En una entrevista en TVE, el ministro de la Presidencia ha insistido que socialistas y populares tenían encima de la mesa "un pacto preparado para firmar". "Se podía firmar en segundos, no hacían falta días", ha reiterado Bolaños. Ahora bien, según él, el PP "no ha tenido la fuerza suficiente y a Alberto Núñez Feijóo lo han doblado los elementos más extremos de su partido, así como algunos medios extremistas". En este mismo sentido, Bolaños ha opinado que el presidente de los populares "no es un interlocutor válido". "Creo que me tendré que sentar con algún director de diario o locutor de radio", ha manifestado; además de asegurar que "su liderazgo está en horas bajas".
Por otra parte, el ministro de la Presidencia del gobierno de Pedro Sánchez ha señalado que, según su opinión, es "de párvulos de estado de derecho" sentarse a negociar la renovación de la cúpula judicial, ya que "la situación es desesperada". Asimismo, ha defendido "la voluntad de acuerdo" que, según Bolaños, siempre ha imperado dentro de las filas socialistas. Es por eso que ha insistido en que "el líder de la oposición no tiene fuerza" y le ha pedido "que no se lance a los brazos de la extrema derecha y niegue los pactos constitucionales".

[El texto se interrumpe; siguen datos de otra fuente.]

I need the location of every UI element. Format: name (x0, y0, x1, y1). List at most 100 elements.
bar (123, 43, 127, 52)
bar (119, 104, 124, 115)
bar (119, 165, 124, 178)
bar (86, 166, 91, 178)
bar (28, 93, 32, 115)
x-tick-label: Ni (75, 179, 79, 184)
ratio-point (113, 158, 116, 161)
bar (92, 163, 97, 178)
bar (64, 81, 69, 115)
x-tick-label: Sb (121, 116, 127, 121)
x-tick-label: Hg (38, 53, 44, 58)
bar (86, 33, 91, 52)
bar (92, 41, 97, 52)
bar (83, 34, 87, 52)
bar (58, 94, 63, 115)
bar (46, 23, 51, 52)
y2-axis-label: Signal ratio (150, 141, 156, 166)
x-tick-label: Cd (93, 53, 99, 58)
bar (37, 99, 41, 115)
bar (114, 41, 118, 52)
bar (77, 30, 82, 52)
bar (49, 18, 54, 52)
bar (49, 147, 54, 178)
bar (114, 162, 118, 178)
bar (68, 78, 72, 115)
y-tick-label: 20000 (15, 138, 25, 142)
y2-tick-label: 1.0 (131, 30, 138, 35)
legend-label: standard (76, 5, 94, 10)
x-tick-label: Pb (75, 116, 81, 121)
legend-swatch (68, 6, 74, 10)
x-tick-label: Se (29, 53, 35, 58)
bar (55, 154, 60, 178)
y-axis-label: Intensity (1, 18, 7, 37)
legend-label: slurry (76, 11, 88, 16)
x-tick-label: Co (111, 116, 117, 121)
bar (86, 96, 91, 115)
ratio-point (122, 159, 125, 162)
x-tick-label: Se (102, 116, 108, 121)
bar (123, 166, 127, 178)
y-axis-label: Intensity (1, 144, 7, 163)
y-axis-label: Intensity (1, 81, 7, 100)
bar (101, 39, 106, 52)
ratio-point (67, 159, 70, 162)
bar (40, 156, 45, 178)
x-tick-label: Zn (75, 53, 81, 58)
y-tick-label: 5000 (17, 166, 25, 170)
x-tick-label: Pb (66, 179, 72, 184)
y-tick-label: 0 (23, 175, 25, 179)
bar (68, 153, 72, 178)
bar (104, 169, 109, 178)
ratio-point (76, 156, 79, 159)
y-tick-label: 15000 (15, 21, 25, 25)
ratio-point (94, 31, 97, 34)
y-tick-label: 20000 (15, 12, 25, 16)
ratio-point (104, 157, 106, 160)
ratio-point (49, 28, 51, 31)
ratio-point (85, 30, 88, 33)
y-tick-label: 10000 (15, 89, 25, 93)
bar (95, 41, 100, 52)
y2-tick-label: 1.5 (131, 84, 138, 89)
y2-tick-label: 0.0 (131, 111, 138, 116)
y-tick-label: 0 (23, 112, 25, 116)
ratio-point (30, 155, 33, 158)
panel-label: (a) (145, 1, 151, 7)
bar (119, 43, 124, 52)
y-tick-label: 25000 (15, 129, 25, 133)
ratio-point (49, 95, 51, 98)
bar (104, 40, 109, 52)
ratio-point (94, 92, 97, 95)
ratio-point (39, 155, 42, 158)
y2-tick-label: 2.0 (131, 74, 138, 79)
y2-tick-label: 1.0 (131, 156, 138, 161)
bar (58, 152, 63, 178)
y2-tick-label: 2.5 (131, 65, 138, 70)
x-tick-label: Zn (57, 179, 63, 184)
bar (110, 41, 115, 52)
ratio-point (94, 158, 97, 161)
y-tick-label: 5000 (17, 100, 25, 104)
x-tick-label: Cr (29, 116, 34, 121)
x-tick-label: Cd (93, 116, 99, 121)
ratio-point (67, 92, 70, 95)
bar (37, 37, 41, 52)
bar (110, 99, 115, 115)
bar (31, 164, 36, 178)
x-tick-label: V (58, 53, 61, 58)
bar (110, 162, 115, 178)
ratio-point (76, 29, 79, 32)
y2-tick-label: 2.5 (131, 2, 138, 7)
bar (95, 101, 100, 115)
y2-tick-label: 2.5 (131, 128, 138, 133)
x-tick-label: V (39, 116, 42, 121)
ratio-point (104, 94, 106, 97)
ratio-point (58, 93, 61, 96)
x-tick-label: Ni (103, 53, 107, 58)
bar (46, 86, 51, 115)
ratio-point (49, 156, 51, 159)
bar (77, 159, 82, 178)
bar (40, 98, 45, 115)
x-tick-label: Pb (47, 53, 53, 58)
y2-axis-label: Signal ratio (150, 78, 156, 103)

Las palabras de Bolaños llegan un día después de que el coordinador general del PP, Elías Bendodo, reconociera en una entrevista en Antena 3 que "todavía hay posibilidades" para llegar a un acuerdo entre su formación y el PSOE para renovar el Poder Judicial. Ahora bien, los populares se mantienen firmes en su postura: Pedro Sánchez tendría que dejar por escrito que su ejecutivo no sacará adelante una reforma del delito de sedición.
Este fue el motivo por el cual el PP se levantó de la mesa de negociación: el Gobierno anunció que llevarían la reforma de la sedición al Congreso de los Diputados y, paralelamente, anunciaba que el acuerdo entre populares y socialistas para renovar el CGPJ era inminente. En una llamada telefónica, Feijóo comunicó a Sánchez que sus hombres se levantarían de la mesa, poniendo de esta manera un freno de mano al desbloqueo judicial español.